11-12 (week of Feb 11)	Lecture 11 : Completing LinUCB analysis, starting RL. board Lecture 12: MDPs, Bellman Equations, Negative Results. board	Chapter 5 of lecture notes linked above.
13 (Feb 18)	Lecture 13 : learning tabular MDPs with unknown transitions. board	Notes (Jiang)
14 (Feb 20)	Games and multi-agent learning [slides]	A note on minimax theorem through duality theory
15-16 (Feb 25, 27)	Zero-sum Extensive-Form Games [slides]	AlphaGo and Counterfactual regret paper
17 (March 4)	Fine-tuning and RLHF [slides]	Many linked papers in the slides

Homework

Due date	Homework	Note
01/31	Homework 1	Here is a HW solution template in case you need one
2/27	Homework 2	Here is a HW solution template in case you need one
3/14	Homework 3	Here is a HW solution template in case you need one

Requirements and Grading

Grades consist of three components: (1) 3~4 proof-based assignments (30% ); (2) three in-class 30-mins quizzes (25%), with 30 mins each; (3) course project (45%). Notably, the quiz is expected to not be difficult, but rather some simple tests to see whether you are indeed on top of the key materials.

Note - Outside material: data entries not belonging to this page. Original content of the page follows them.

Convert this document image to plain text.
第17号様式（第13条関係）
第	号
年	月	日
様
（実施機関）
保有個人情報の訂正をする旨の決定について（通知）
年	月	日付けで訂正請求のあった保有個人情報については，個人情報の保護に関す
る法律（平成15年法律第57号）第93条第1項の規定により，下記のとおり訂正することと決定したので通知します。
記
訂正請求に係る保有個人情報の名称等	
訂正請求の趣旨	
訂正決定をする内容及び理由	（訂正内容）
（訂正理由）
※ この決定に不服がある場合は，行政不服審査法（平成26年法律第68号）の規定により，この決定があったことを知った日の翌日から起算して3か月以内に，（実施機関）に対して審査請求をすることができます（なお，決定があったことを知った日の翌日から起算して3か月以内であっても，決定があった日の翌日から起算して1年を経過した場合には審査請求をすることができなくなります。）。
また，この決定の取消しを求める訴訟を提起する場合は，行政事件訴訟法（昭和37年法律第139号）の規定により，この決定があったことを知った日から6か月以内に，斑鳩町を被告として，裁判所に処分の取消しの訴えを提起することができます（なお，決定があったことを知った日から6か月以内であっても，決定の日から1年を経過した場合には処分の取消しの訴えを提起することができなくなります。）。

The project could be one of the following three categories: (A) Reproduce the proofs of existing paper(s); (B) Novel research and results; (C) something between A and B (we would encourage most of you to start in this category, which have some novelty yet is backed up by reproducing proofs) Project instructions

There is no midterm or final for the course.

Late Homework Policy : Each student is allowed one late homework for at most two days from the due date. You may choose whichever homework to use this chance (or not use it). No additional late homework will be accepted.

Students with disabilities or learning needs

We thrive to create a learning experience that is as accessible as possible. If you anticipate any issues related to the format, materials, or requirements of this course, please meet with me outside of class so we can explore potential options. Students with disabilities may also wish to work with the UChicago Student Disability Services to discuss a range of options to removing barriers in this course, including official accommodations. Please visit their website for information on this process and to apply for services online: disabilities.uchicago.edu. If you have already been approved for accommodations through SDS, please send me your accommodation letter, and meet with me if needed, so we can develop an implementation plan together.